Rob Bensinger comments on The Hidden Complexity of Wishes

Rob Bensinger 31 Aug 2013 19:30 UTC
2 points
0
A relatively non-scary possibility: The AI destroys itself, because that’s the best way to ensure it doesn’t positively ‘affect’ others in the intuitive sense you mean. (Though that would still of course have effects, so this depends on reproducing in AI our intuitive concept of ‘side-effect’ vs. ‘intended effect’....)

Scarier possibilities, depending on how we implement the goal:
- the AI doesn’t kill you and then simulate you; rather, it kills you and then simulates a single temporally locked frame of you, to minimize the possibility that it (or anything) will change you.
- the AI just kills everyone, because a large and drastic change now reduces to ~0 the probability that it will cause any larger perturbations later (e.g., when humans might have a big galactic civilization that it would be a lot worse to perturb).
- the AI has a model of physics on which all of its actions (eventually) have a roughly equal effect on the atoms that at present compose human beings.
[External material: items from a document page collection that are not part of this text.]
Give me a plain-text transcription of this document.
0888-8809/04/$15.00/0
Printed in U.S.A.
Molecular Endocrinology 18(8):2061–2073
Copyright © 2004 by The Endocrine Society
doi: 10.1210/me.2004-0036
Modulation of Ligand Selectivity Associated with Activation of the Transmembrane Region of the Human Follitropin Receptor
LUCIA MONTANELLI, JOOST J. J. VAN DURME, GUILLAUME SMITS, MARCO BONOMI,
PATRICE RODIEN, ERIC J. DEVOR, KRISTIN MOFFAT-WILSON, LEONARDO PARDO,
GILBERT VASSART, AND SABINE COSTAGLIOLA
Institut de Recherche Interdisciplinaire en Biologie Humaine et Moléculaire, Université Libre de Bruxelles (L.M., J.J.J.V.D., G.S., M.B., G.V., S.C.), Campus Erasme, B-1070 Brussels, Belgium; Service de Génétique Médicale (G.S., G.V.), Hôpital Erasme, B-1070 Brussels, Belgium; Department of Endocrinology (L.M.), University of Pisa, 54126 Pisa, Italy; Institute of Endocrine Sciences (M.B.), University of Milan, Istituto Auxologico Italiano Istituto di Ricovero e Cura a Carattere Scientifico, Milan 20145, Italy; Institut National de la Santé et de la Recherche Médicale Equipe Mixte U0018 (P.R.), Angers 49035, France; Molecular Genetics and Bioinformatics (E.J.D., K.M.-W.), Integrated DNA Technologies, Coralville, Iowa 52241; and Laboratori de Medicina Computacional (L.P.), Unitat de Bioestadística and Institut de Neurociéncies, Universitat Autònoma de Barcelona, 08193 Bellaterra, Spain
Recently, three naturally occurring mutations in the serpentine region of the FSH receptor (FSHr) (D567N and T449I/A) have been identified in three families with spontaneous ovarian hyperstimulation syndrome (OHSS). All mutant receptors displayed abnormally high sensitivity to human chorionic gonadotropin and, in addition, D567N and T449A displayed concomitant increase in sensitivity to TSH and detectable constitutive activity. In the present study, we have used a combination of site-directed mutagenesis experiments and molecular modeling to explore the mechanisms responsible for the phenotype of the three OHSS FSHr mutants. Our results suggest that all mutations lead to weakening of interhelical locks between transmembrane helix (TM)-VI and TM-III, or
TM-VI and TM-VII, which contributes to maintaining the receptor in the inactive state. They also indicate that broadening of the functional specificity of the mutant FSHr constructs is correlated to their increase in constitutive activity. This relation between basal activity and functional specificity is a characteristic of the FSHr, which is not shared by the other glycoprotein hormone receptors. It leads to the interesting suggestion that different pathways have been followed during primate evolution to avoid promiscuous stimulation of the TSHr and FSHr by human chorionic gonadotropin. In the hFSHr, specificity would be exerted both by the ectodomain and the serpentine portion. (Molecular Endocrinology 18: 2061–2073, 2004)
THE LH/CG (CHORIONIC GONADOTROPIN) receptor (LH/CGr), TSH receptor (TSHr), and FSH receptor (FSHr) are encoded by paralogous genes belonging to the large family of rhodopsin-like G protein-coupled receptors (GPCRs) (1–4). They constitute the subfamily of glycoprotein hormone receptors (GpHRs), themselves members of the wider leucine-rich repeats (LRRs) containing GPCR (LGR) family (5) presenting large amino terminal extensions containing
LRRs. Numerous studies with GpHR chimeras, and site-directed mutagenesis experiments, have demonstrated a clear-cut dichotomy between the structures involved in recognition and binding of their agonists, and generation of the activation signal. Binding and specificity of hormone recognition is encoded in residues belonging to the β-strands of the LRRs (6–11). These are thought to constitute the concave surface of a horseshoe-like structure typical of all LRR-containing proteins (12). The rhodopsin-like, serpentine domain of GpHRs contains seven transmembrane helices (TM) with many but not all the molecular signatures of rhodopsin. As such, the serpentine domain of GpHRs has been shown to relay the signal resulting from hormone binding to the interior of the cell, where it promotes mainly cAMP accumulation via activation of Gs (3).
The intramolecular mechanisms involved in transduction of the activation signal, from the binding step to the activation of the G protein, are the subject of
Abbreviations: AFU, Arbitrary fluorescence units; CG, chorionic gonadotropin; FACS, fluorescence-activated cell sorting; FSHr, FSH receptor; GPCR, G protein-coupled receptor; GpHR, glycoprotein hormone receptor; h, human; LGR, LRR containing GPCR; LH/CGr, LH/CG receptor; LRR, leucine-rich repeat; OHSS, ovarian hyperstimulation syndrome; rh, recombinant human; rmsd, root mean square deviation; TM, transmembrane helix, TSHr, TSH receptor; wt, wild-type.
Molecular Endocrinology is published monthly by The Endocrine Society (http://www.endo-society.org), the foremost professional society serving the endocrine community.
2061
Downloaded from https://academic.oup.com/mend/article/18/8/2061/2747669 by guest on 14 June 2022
So it treats all its possible actions (and inactions) as equivalent, and ignores your restriction in making decisions.
- Kawoomba 31 Aug 2013 20:19 UTC
  0 points
  0
  Parent
  Yes, implementing such a goal is not easy and has pitfalls of its own, however it’s probably easi-er than the alternative, since a metric for “no large scale effects” seems easier to formalize than “human friendliness”, where we have little idea of what’s that even supposed to mean.